While I cared for my parents, I regretted missing the opportunity to do something else instead. When I minimized my sacrifice, I feared the criticism and judgement of others for not doing enough. If I did more, I felt underappreciated by my parents.
Some old people, while they still have their wits about them, are uncannily able of playing us, making us feel ungrateful.
In our community of immigrants, I have friends who face an additional dilemma: their parents live abroad, in the country they came from. My friends can visit for a couple of weeks, send money for their medical needs and for hard to find in home help. Nursing homes in Romania are inadequate. Parents die at home, cared for by paid helpers, and their adult children in the US suffer pain and guilt from afar.
We often talk about the need to maintain old people’s dignity. It’s a hard call. Loss of memory, dementia, tremors, diapers. The inability to ingest anything that’s not mush. Loose skin and liver spots. Lack of endurance and strength. In our minds, we contrast the person in front of us with the one we remember from not so long ago: vigorous people who took care of us, our heroes, our models in life. That is, of course, provided our parents were good parents, and not abusive or negligent, so that we couldn’t wait to escape. And now? Now we deal with decline and decay, and we talk, sadly, about dignity.
I dislike the hypocrisy of the names all nursing homes and retirement communities take: Sunshine, Paradise, Vantage, Golden Hill, The Next Morning and so on. Who are we fooling? Why not call them what they are? The last stop.

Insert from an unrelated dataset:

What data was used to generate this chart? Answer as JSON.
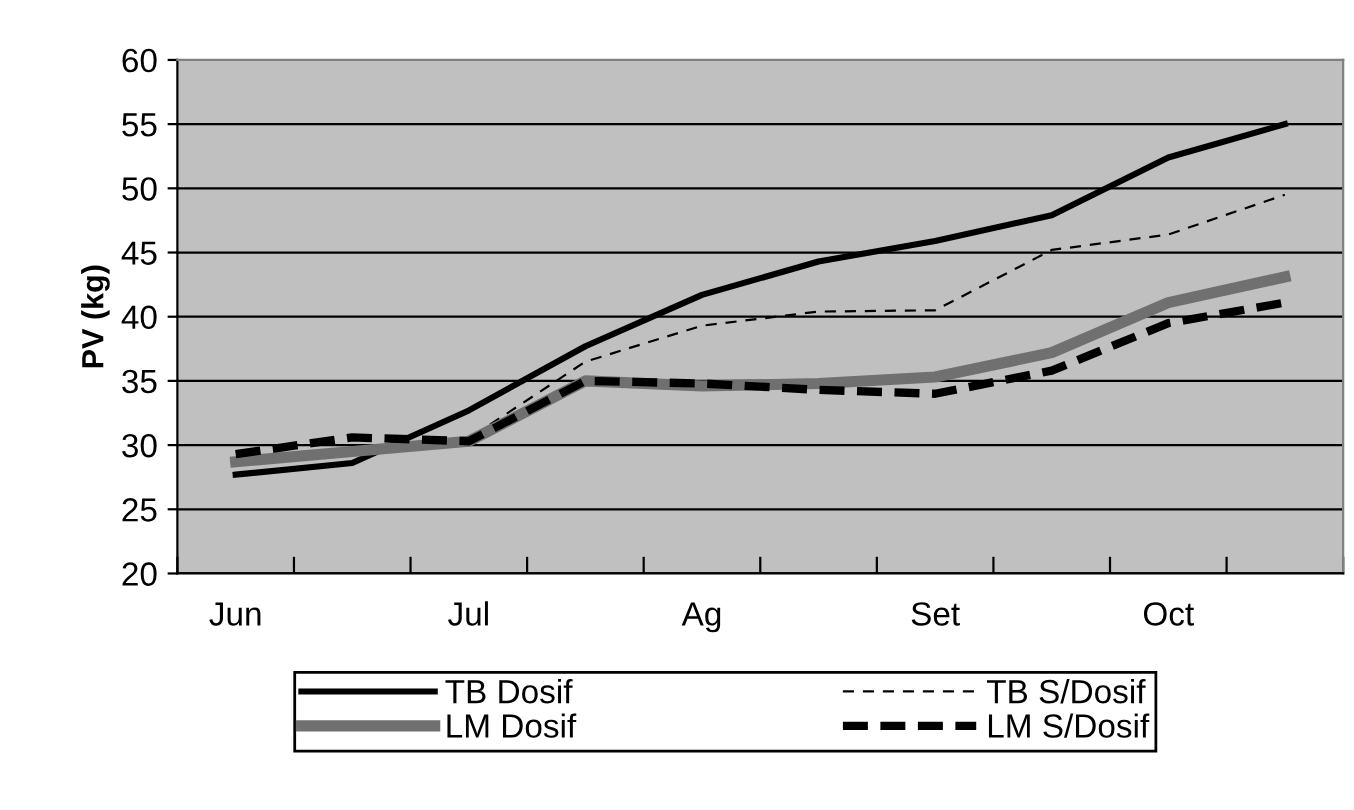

And finally, there is the cost. Thousands of dollars a month, month after month. You have to watch the people who work there like a hawk. The doctors don’t seem to care — they’ve seen it before. The nurses and the therapists are tired, quickly moving from patient to patient. Your mother and father are just a job. Maybe the people working in hospice care are different — they have a well-defined purpose. They are the end.
Well, I got it off my chest. Trust me, I didn’t say all this to get you sad or upset. I’m not angry at you; I’m simply scared by the senselessness of it all.